Philippe Kratz opens the evening with Open Drift, a piece for two performers in which he attempts to capture every transition and transformation, every single moment of passage. “If I could imagine a way to remain perpetually in transition, in the disconnected and the unknown, I could remain in a state of perpetual freedom,” says Philippe Kratz, who in his reinterpretation of the swan starts from the concept of transition as an element inherent in the flow of existence.
This transiting takes shape in two bodies that meet by chance in the flow of their lives, before setting off again and each wandering towards unknown directions, after having experienced the life of the other. They are like swans wandering on the water, meeting and separating.
In L’Animale, Chiara Bersani investigates the soul as a place of movement and transformation. In approaching the concept of a ‘swan’ she decides to go ask a question: What happens when we look into the deep night and recognise ourselves through song? The soul is like an aviary full of birds. It is a place where movement, colors, the movement of air and intentions become the flesh of what has been, of what grows, changes, dies out, turns into a ghost.
Silvia Gribaudi closes the evening with Peso Piuma. The piece unpicks the intimacy of the body; the reconstruction of new movements with fatigue and happiness, repeating those arms and that broken neck typical of Pavlova. Silvia Gribaudi invites the audience to explore the intimacy of the body and the abandonment to physicality that in her vision characterises the Death of the Swan. The choreographer, drawing on the imagery of Pavlova’s broken neck, chooses to mould and form a swan that is both light and powerful.
The Death of the Swan continues to interweave the past, present and future, and nourish the imaginations of generations of artists, stimulating new reflections on what we inherit from history. It also looks at how dance travels through time through the incorporated visual, emotional and kinaesthetic memory of dancers and spectators. It is a journey therefore, through the past and future history of dance, to discover how a classic still inspires choreographers and manages to speak to the public: immortal, just like the swans who “never die”.
Header image: Rebecca Lena.
About the artists:
Philippe Kratz is a choreographer and dancer born in Germany. At a young age he worked as a performer in Bühnenkuns, a project of the Tanztheater Suheyla Ferwer. He trained as a dancer at the École Supérieure de danse du Québec in Montreal and later at Berlin’s State Ballet School. He joined Xin Peng Wang’s Ballett Dortmund and in 2008, at the invitation of director Cristina Bozzolini, became part of Aterballetto in Reggio Emilia. He has received several international awards and in 2020 he was awarded as Choreographer of the Year by the magazine Danza&Danza.
Chiara Bersani is an Italian artist active in the fields of visual and performing arts.

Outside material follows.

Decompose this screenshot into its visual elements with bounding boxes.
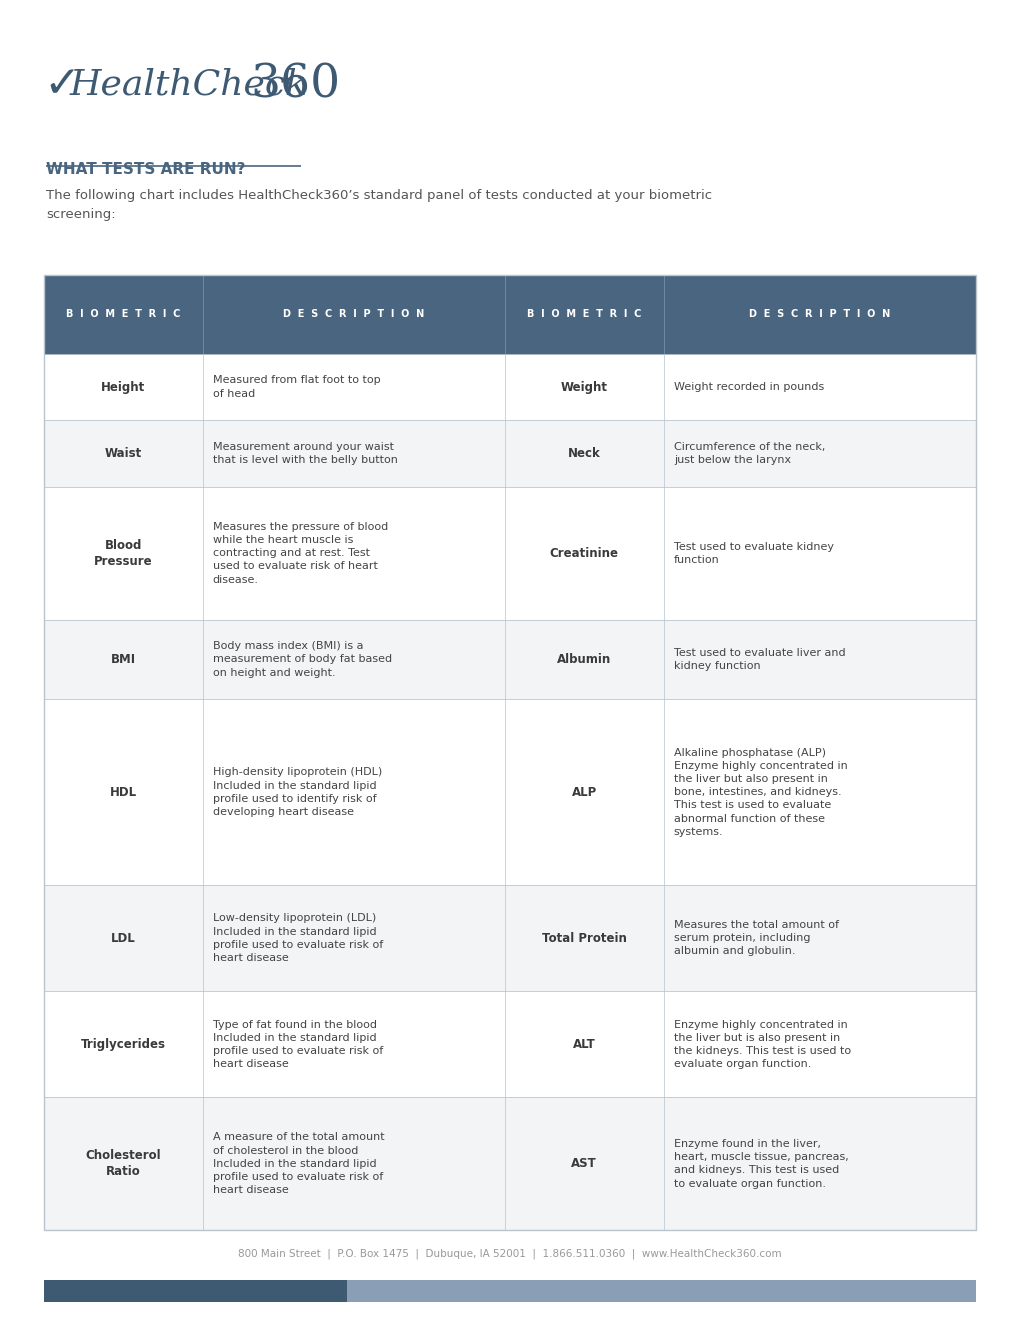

Her educational path is mainly in the field of theatrical research with contaminations from contemporary dance and Performing Art. She has collaborated with important realities of the European contemporary scene including Alessandro Sciarroni / Corpoceleste_C.C., Rodrigo Garcia, Jérôme Bel and eBabilonia Teatri. Since 2016 she has been collaborating on several projects with choreographer Marco D’Agostin. She has received several national awards and in 2019 she won the Ubu Award as best actress Under35.

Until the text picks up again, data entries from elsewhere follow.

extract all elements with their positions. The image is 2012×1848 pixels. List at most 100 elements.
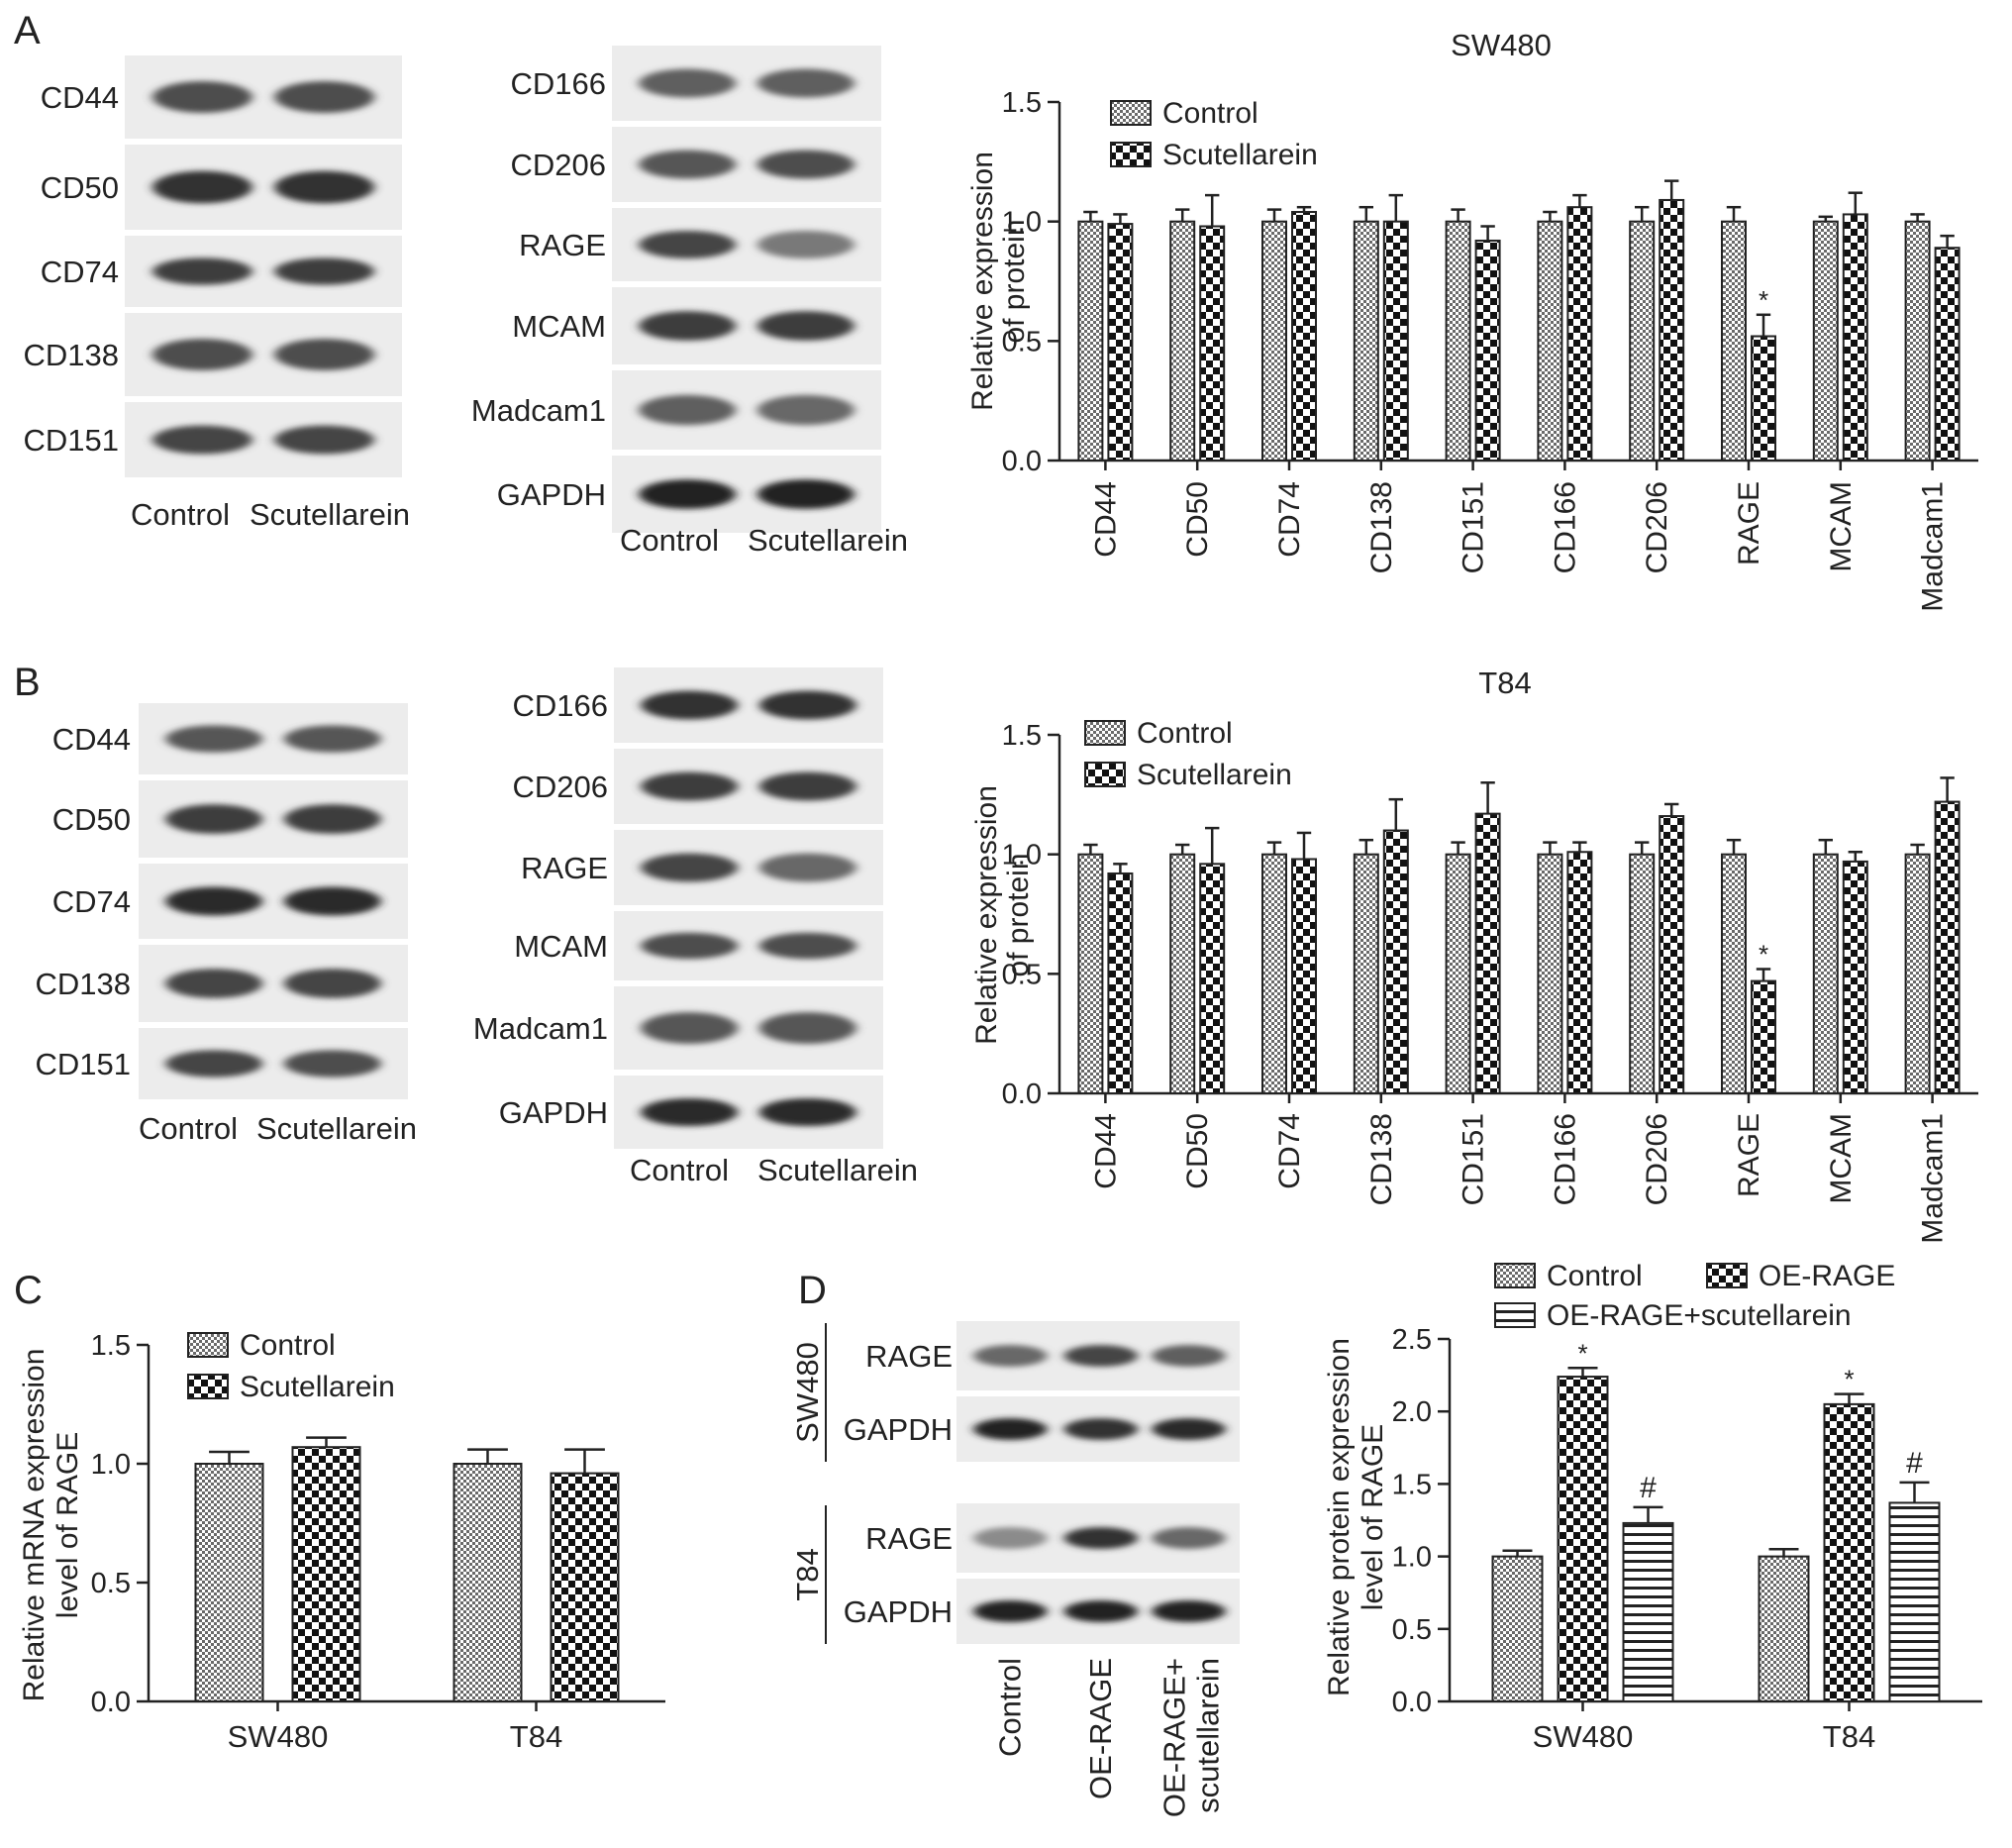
x-tick-label: CD74 xyxy=(1273,481,1306,558)
blot-band xyxy=(639,230,737,259)
blot-band xyxy=(639,311,737,341)
y-tick-label: 0.0 xyxy=(1392,1687,1432,1718)
y-axis-label: level of RAGE xyxy=(51,1432,84,1618)
blot-band xyxy=(973,1527,1048,1549)
blot-band xyxy=(165,886,263,916)
blot-band xyxy=(641,690,739,720)
panel-letter-c: C xyxy=(14,1269,43,1312)
blot-band xyxy=(973,1418,1048,1440)
blot-band-label: CD166 xyxy=(511,66,607,101)
legend-label: Scutellarein xyxy=(1137,759,1292,791)
bar xyxy=(1491,1555,1544,1702)
y-tick-label: 1.0 xyxy=(1002,840,1042,872)
bar xyxy=(1812,853,1839,1095)
bar xyxy=(1537,853,1563,1095)
blot-lane-label: Scutellarein xyxy=(748,523,908,558)
blot-band xyxy=(1063,1418,1139,1440)
panel-letter-a: A xyxy=(14,9,41,52)
bar xyxy=(1382,220,1409,462)
x-tick-label: RAGE xyxy=(1733,481,1765,565)
legend-swatch xyxy=(1706,1263,1748,1288)
y-axis-label: of protein xyxy=(998,219,1031,343)
bar xyxy=(1934,247,1961,462)
blot-band-label: RAGE xyxy=(521,851,608,885)
bar-chart-b: T84 0.0 0.5 1.0 1.5 Relative expression of pro… xyxy=(970,666,1978,1244)
blot-band xyxy=(274,170,374,204)
bar xyxy=(1758,1555,1810,1702)
blot-band xyxy=(1063,1600,1139,1622)
blot-band xyxy=(641,932,739,960)
bar xyxy=(1107,223,1134,462)
blot-band-label: GAPDH xyxy=(844,1594,953,1629)
bar xyxy=(1077,853,1104,1095)
blot-band-label: RAGE xyxy=(519,228,606,262)
legend-label: Control xyxy=(1162,97,1258,130)
blot-band-label: RAGE xyxy=(865,1521,953,1556)
blot-band xyxy=(639,394,737,426)
blot-group-label: SW480 xyxy=(790,1342,825,1443)
bar xyxy=(1169,220,1196,462)
bar xyxy=(1291,211,1317,462)
bar xyxy=(1888,1501,1941,1702)
blot-band xyxy=(756,150,855,179)
blot-band-label: RAGE xyxy=(865,1339,953,1374)
blot-band xyxy=(758,932,856,960)
y-tick-label: 0.5 xyxy=(1392,1614,1432,1646)
blot-band xyxy=(1152,1600,1226,1622)
y-axis-label: Relative expression xyxy=(970,785,1003,1045)
blot-band-label: CD74 xyxy=(52,884,131,919)
x-tick-label: T84 xyxy=(510,1719,562,1754)
blot-band xyxy=(756,394,855,426)
blot-band xyxy=(756,479,855,509)
x-tick-label: T84 xyxy=(1823,1719,1875,1754)
blot-band-label: CD151 xyxy=(24,423,120,458)
blot-band xyxy=(756,68,855,98)
blot-band xyxy=(274,257,374,285)
blot-band-label: CD206 xyxy=(513,770,609,804)
blot-band xyxy=(283,804,381,834)
bar xyxy=(1382,829,1409,1094)
blot-band xyxy=(165,969,263,998)
bar xyxy=(1842,860,1868,1095)
bar xyxy=(1107,872,1134,1094)
x-tick-label: CD151 xyxy=(1458,481,1490,573)
blot-band xyxy=(152,257,252,285)
blot-group: CD166 CD206 RAGE MCAM Madcam1 GAPDH Control Scu… xyxy=(473,667,918,1187)
bar xyxy=(1261,853,1287,1095)
bar xyxy=(1445,220,1471,462)
significance-mark: * xyxy=(1844,1365,1854,1394)
blot-band-label: CD44 xyxy=(52,722,131,757)
blot-band-label: Madcam1 xyxy=(471,393,606,428)
x-tick-label: CD50 xyxy=(1181,481,1214,558)
legend-swatch xyxy=(1110,100,1152,126)
y-tick-label: 0.5 xyxy=(1002,326,1042,358)
y-tick-label: 2.5 xyxy=(1392,1324,1432,1356)
bar xyxy=(1629,853,1656,1095)
bar xyxy=(1445,853,1471,1095)
legend-label: Control xyxy=(1137,717,1233,750)
blot-lane-label: Control xyxy=(992,1658,1027,1757)
blot-lane-label: Control xyxy=(630,1153,729,1187)
bar xyxy=(1474,239,1501,462)
bar xyxy=(1622,1521,1674,1702)
blot-lane-label: Control xyxy=(620,523,719,558)
x-tick-label: CD138 xyxy=(1365,1113,1398,1205)
chart-title: SW480 xyxy=(1451,28,1552,62)
blot-band xyxy=(283,725,381,753)
bar xyxy=(1566,851,1593,1095)
chart-title: T84 xyxy=(1478,666,1531,700)
bar xyxy=(550,1472,620,1702)
bar xyxy=(1659,198,1685,462)
legend-label: OE-RAGE xyxy=(1759,1260,1895,1292)
x-tick-label: MCAM xyxy=(1825,481,1858,572)
y-tick-label: 1.0 xyxy=(91,1449,131,1481)
blot-lane-label: Scutellarein xyxy=(256,1111,417,1146)
blot-band xyxy=(639,479,737,509)
blot-band xyxy=(152,339,252,370)
blot-lane-label: Scutellarein xyxy=(757,1153,918,1187)
blot-band xyxy=(152,170,252,204)
blot-band xyxy=(1152,1345,1226,1367)
blot-band-label: GAPDH xyxy=(844,1412,953,1447)
x-tick-label: CD44 xyxy=(1089,1113,1122,1189)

Silvia Gribaudi is an Italian choreographer active in the performing arts. Since 2004 she has focused her artistic research on the social impact of the body, placing comedy and the relationship between audience and performer at the centre of the choreographic language. She has received several national and international awards including the Premio Giovane Danza D’Autore with “A CORPO LIBERO” (2009), Premio DANZA&DANZA 2019 as best Italian production with GRACES and in 2021 she is the winner of the Premio Hystrio – Corpo a Corpo.